By-the-numbers doesn’t begin to describe this wispy bit of formula plotting, which really goes into overdrive with the caricatures fashioned for Andie-and-Chase’s new crew, which include not only an Oriental girl with an impenetrable accent and a long-haired dude with bad teeth, but—I kid you not—a latter-day clone of Screech from “Saved by the Bell,” a tall, lanky, bushy-haired geek called Moose (Adam G. Sevani) who latches onto Andie and proves to be no mean hoofer himself. Predictable situations and banal dialogue fill the brief running-time, but everything that’s preceded pales beside the risibly noble speech that Andie gives at the close after her crew has been shut out of the contest, a “Let’s all be friends” oration so hokey that it would take a preternaturally controlled viewer not to laugh out loud at it.

Still, “Step Up 2 The Streets” might have been somewhat redeemed by energetic direction, engaging performers and great dance sequences. Unfortunately, neophyte helmer Jon M. Chu lets things drag along at a flaccid pace, and the combo of Evigan and Hoffman offer little of the charm and charisma of their predecessors. (Tatum turns up briefly near the beginning as a now-famous dancer who helps Andie out with her guardian, but even he lacks the old pizzazz.) As for Sevani, he might be a very nice fellow, but only devotees of Dustin Diamond could find him amusing; and Kemp is embarrassing as the martinet who—of course—folds in the face of The Talent He Didn’t Understand. The other kids can’t do anything with their cartoonish parts.

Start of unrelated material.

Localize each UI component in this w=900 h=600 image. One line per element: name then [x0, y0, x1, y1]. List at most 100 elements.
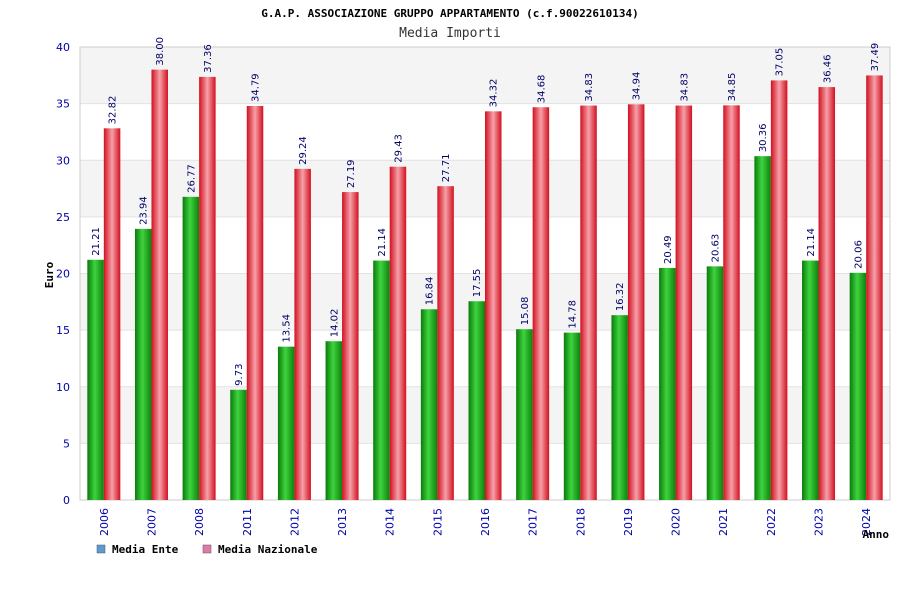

And the dances are, quite frankly, disappointing, choreographed (by Jamal Sims, Nadine “Hi Hat” Ruffin and Dave Scott) without much flair and shot by Chu and cinematographer Max Malkin (and edited by Andrew Marcus and Nicholas Erasmus) with the sort of excessive cuts and perspectives that ruin the sense of a whole routine. The big surprise of the evening is that the final set by the schoolies is staged outside in a storm, raising the question of whether the picture should be subtitled “Stinking in the Rain.”

So “Step Up 2” is a decided step down even from the mediocre original.